Audio Global Viewpoint – October 2020
Adoption of IP is providing broadcasters with real and unprecedented opportunities to reconsider many of their workflows and operating procedures. Due to the unique way in which video and audio essence has been abstracted away from the underlying timing parameters, we now have the freedom to reconsider our attitude towards timing, and specifically latency.
One of my main concerns with migrating to IP is that the acronym SDI is just being replaced with the acronym IP. Although ST2022 was just serializing SDI into IP, syncs and all, it was a good step for many into the world of IP before the big prize of ST2110 came along. This has the potential to allow us to remove the rigid synchronization model we’ve been stuck with over the past eighty years.
To fully utilize the power of ST2110, we must not only think in terms of PTP but more importantly abstract our notions of timing away from the traditional synchronous line and frame sync model. In my mind, merely approaching IP as a direct replacement for SDI is a very limiting thinking condition that will stop us achieving IP’s full potential.
PTP was born out of the need to synchronize assembly robots during the manufacture of vehicle chassis on automated production lines. Stepper motors were employed to rotate the chassis to allow the welding robots the access they required. If either of the stepper motors were not synchronized then the whole chassis could twist and distort, rendering it useless.
As with many aspects of broadcasting we are learning much from industry. Production lines didn’t have sync-pulse-generators with embedded timing in the control signals, instead, they used the method of event processing. Rather than attempting to guarantee that a signal will reach its destination in a prescribed and well-defined time, each robot was loaded with a sequence of instructions that were activated at specific times (based on a common PTP reference). Although this introduced some latency, the overall result was a highly reliable automated system.
If we start thinking about video and audio in this manner, then latency becomes more of a manageable limit than a race to ridiculously low values. The more latency we allow ourselves, then the more reliable are our infrastructures.
But how much latency is acceptable? I believe this is a lot more than we’ve allowed ourselves to think. If we consider a live contribution satellite link with standards conversion between the USA and Europe, then the delay could easily reach a second.
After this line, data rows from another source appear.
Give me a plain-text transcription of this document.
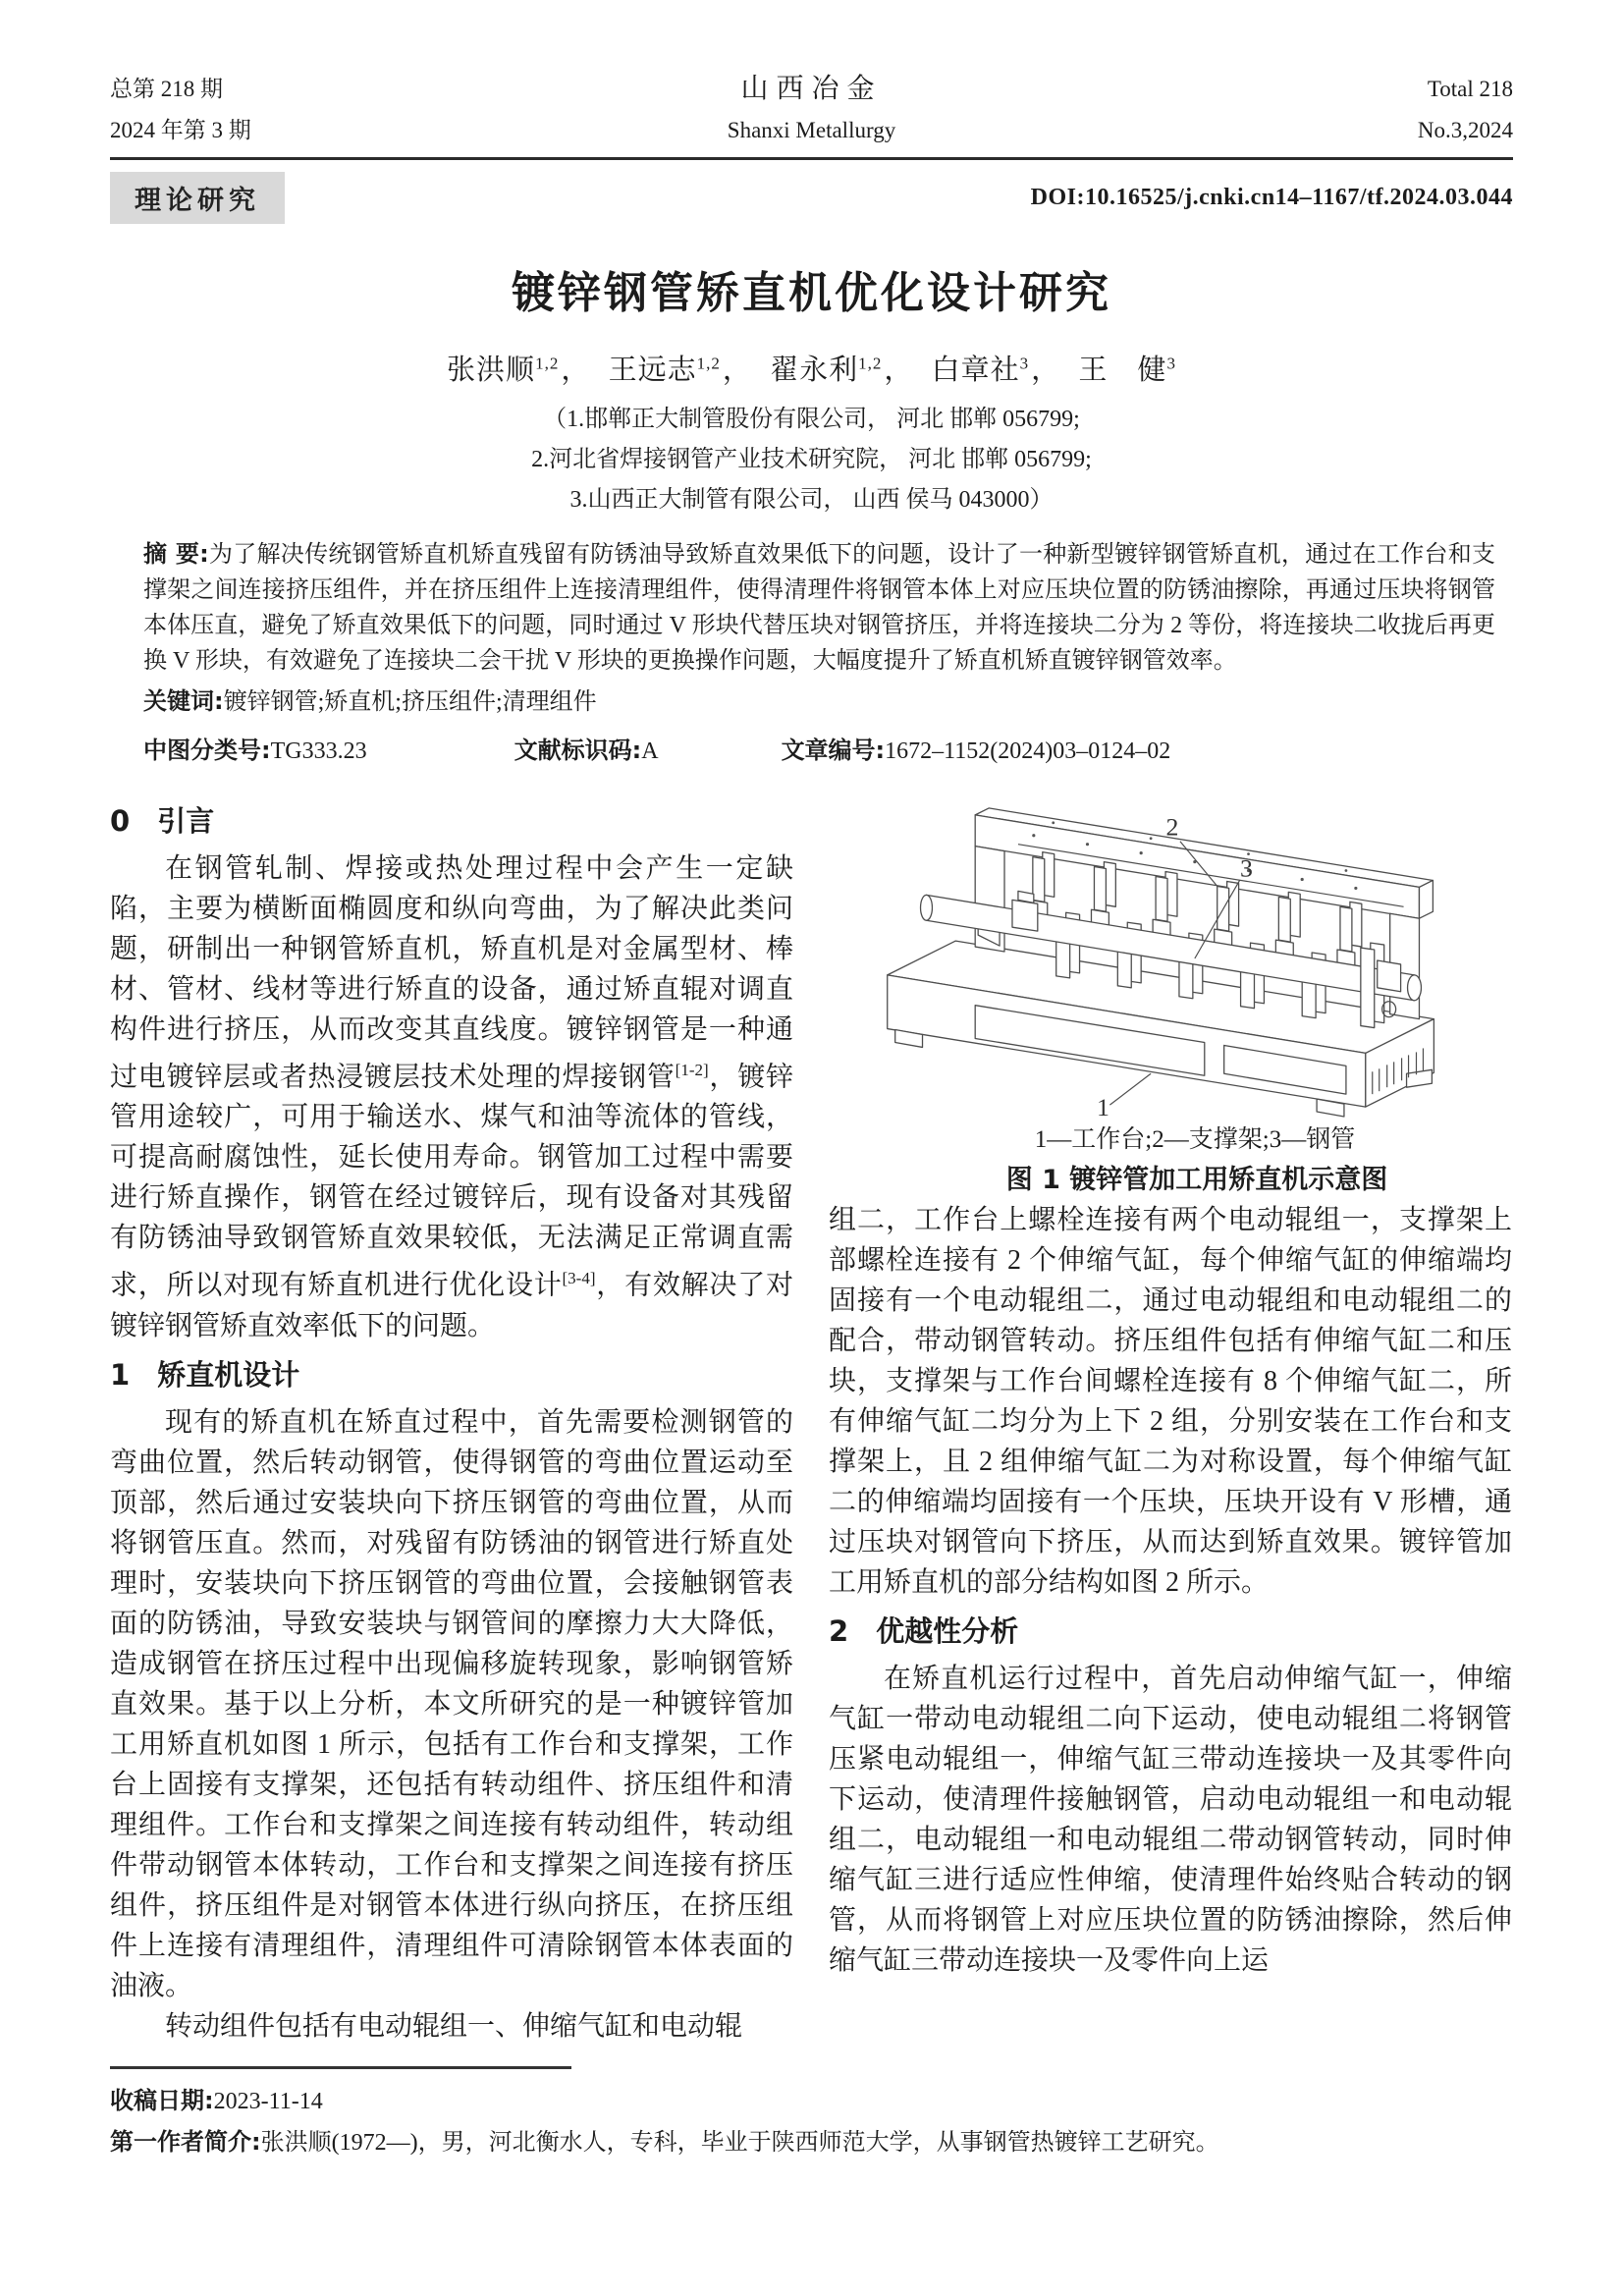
总第 218 期
2024 年第 3 期
山西冶金
Shanxi Metallurgy
Total 218
No.3,2024
理论研究	DOI:10.16525/j.cnki.cn14–1167/tf.2024.03.044
镀锌钢管矫直机优化设计研究
张洪顺$^{1,2}$， 王远志$^{1,2}$， 翟永利$^{1,2}$， 白章社$^3$， 王　健$^3$
（1.邯郸正大制管股份有限公司， 河北 邯郸 056799;
2.河北省焊接钢管产业技术研究院， 河北 邯郸 056799;
3.山西正大制管有限公司， 山西 侯马 043000）
摘 要:为了解决传统钢管矫直机矫直残留有防锈油导致矫直效果低下的问题，设计了一种新型镀锌钢管矫直机，通过在工作台和支撑架之间连接挤压组件，并在挤压组件上连接清理组件，使得清理件将钢管本体上对应压块位置的防锈油擦除，再通过压块将钢管本体压直，避免了矫直效果低下的问题，同时通过 V 形块代替压块对钢管挤压，并将连接块二分为 2 等份，将连接块二收拢后再更换 V 形块，有效避免了连接块二会干扰 V 形块的更换操作问题，大幅度提升了矫直机矫直镀锌钢管效率。
关键词:镀锌钢管;矫直机;挤压组件;清理组件
中图分类号:TG333.23	文献标识码:A	文章编号:1672–1152(2024)03–0124–02
0 引言

在钢管轧制、焊接或热处理过程中会产生一定缺陷，主要为横断面椭圆度和纵向弯曲，为了解决此类问题，研制出一种钢管矫直机，矫直机是对金属型材、棒材、管材、线材等进行矫直的设备，通过矫直辊对调直构件进行挤压，从而改变其直线度。镀锌钢管是一种通过电镀锌层或者热浸镀层技术处理的焊接钢管[1-2]，镀锌管用途较广，可用于输送水、煤气和油等流体的管线，可提高耐腐蚀性，延长使用寿命。钢管加工过程中需要进行矫直操作，钢管在经过镀锌后，现有设备对其残留有防锈油导致钢管矫直效果较低，无法满足正常调直需求，所以对现有矫直机进行优化设计[3-4]，有效解决了对镀锌钢管矫直效率低下的问题。

1 矫直机设计

现有的矫直机在矫直过程中，首先需要检测钢管的弯曲位置，然后转动钢管，使得钢管的弯曲位置运动至顶部，然后通过安装块向下挤压钢管的弯曲位置，从而将钢管压直。然而，对残留有防锈油的钢管进行矫直处理时，安装块向下挤压钢管的弯曲位置，会接触钢管表面的防锈油，导致安装块与钢管间的摩擦力大大降低，造成钢管在挤压过程中出现偏移旋转现象，影响钢管矫直效果。基于以上分析，本文所研究的是一种镀锌管加工用矫直机如图 1 所示，包括有工作台和支撑架，工作台上固接有支撑架，还包括有转动组件、挤压组件和清理组件。工作台和支撑架之间连接有转动组件，转动组件带动钢管本体转动，工作台和支撑架之间连接有挤压组件，挤压组件是对钢管本体进行纵向挤压，在挤压组件上连接有清理组件，清理组件可清除钢管本体表面的油液。

转动组件包括有电动辊组一、伸缩气缸和电动辊

2
3
1

1—工作台;2—支撑架;3—钢管

图 1 镀锌管加工用矫直机示意图

组二，工作台上螺栓连接有两个电动辊组一，支撑架上部螺栓连接有 2 个伸缩气缸，每个伸缩气缸的伸缩端均固接有一个电动辊组二，通过电动辊组和电动辊组二的配合，带动钢管转动。挤压组件包括有伸缩气缸二和压块，支撑架与工作台间螺栓连接有 8 个伸缩气缸二，所有伸缩气缸二均分为上下 2 组，分别安装在工作台和支撑架上，且 2 组伸缩气缸二为对称设置，每个伸缩气缸二的伸缩端均固接有一个压块，压块开设有 V 形槽，通过压块对钢管向下挤压，从而达到矫直效果。镀锌管加工用矫直机的部分结构如图 2 所示。

2 优越性分析

在矫直机运行过程中，首先启动伸缩气缸一，伸缩气缸一带动电动辊组二向下运动，使电动辊组二将钢管压紧电动辊组一，伸缩气缸三带动连接块一及其零件向下运动，使清理件接触钢管，启动电动辊组一和电动辊组二，电动辊组一和电动辊组二带动钢管转动，同时伸缩气缸三进行适应性伸缩，使清理件始终贴合转动的钢管，从而将钢管上对应压块位置的防锈油擦除，然后伸缩气缸三带动连接块一及零件向上运

收稿日期:2023-11-14
第一作者简介:张洪顺(1972—)，男，河北衡水人，专科，毕业于陕西师范大学，从事钢管热镀锌工艺研究。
And much of the modern digital video processing equipment has inherent latency built into it representing two, three, or more frames.
If we assume that video and audio is synchronised in terms of lip-sync, then I would hypothesize that we could easily afford 250 milliseconds of latency in a broadcast studio, that is, from light entering the camera to it being displayed on the studio-out multiviewer. The key is, the latency has to be consistent and predictable. I accept that if we put two monitors from the camera and studio-out side-by-side then we would see a delay between them, but in the real-world operation of a TV studio where this rarely occurs, would we notice 250 milliseconds of delay? I suspect not.
We might be able to expand this further. I do know that if we start considering video and audio over IP as a true asynchronous system, then we will be able to build much more reliability and flexibility into our IP infrastructures, especially if we allow ourselves some realistic freedom in latency. That is, we should look at a fixed latency of 250 milliseconds, as opposed to something unachievable and unmeasurable such as “low latency”.